This is how NASA writes software:
https://www.fastcompany.com/28121/they-write-right-stuff
I want the software driving cars around my family to be held to the a similar standard of quality. In the context of self-driving cars, "Move fast and break things" means "Half-arse it and kill people."
Humans in the USA manage 1.16 fatalities per 100,000,000 miles travelled. Uber's software couldn't even get to 3 million miles before it killed someone.
We do this properly, or not at all.
@ifixcoinops
1.
>one-third of the process of writing software happens before anyone writes a line of code. NASA and the Lockheed Martin group agree in the most minute detail about everything the new code is supposed to do
How's that different from actually writing the code?
>specificity and precision usually found in blueprints
The source code _is_ the blueprint.
Why'd you have 2 versions of blueprints in 2 different languages?
@Wolf480pl @ifixcoinops
Remember that time one of the modules passed a parameter in imperial units and the other module expected them in metric and it caused a billion dollar rocket to blow up?
That could have been prevented by such a deeply detailed blueprint.

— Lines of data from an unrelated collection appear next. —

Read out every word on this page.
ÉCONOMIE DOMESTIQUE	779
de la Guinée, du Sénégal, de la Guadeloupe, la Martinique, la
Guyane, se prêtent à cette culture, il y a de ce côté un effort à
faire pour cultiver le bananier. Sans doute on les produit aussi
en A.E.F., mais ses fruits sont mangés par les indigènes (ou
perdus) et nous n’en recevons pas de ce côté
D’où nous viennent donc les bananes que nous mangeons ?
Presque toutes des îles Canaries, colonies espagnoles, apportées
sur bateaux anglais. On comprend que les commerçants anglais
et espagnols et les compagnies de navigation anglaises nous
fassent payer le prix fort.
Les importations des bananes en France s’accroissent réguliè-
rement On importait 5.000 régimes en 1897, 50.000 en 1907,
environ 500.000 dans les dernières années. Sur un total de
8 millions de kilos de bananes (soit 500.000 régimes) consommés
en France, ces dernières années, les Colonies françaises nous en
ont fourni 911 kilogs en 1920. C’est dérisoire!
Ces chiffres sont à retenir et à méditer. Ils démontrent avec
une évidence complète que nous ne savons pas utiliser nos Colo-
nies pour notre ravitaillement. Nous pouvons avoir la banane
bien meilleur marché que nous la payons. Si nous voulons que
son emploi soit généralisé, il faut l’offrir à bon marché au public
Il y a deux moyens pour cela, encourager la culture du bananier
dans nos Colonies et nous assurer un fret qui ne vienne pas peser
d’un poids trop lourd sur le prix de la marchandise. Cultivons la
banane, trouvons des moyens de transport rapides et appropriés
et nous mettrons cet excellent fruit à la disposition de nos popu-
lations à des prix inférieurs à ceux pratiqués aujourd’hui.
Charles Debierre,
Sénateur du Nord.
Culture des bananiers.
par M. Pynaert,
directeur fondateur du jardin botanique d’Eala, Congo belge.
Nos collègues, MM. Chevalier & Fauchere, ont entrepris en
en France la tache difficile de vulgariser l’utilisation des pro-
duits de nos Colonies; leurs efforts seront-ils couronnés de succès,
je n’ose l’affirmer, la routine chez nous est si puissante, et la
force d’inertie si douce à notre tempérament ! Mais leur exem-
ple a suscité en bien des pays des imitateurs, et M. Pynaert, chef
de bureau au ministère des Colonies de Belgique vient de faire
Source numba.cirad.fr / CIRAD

@Wolf480pl @grainloom @ifixcoinops
I think you miss the point.
It's not the compiler that prevent bugs.
It's not unit test.
It's not integration tests.
Not even if you get 100% branch coverage.
It's the careful review of different people that prevent bugs.
The goal of tests and compiler is to force more and more reviews.
A human readable blueprint reduce the bugs by increasing the diversity of reviewers, and the number of reviews under different mindset.
@Shamar @grainloom @ifixcoinops
but naming a type in a descriptive way communicates the intent pretty well, and makes it easier for the coder to not make the mistake in the first place, and for the reviewer to spot the problem.
Also, compilers, static code analysis, and formal verification help you check the trivial things that people assume without checking. When reading someone's code, I would rather focus on the logic than manually check whether the types are correct.
@Wolf480pl @grainloom @ifixcoinops
> When reading someone's code...
Indeed, that's the reason why people write blueprints.
To read someone else's logic.
@Shamar you still need something that will verify the non-logic.
And you can still make mistakes when implementhing the blueprint into code.
@grainloom @ifixcoinops
It really depends on how detailed the blueprint is.
If it says "the function takes a velocity in m/s as an argument" then it would.
But having a javadoc-style comment on the function saying "velocity - the felocity of Foo in m/s" would do it equally well.
`newtype VelocitySI = VelocitySI Integer` whould've been even better at preventing such a mistake.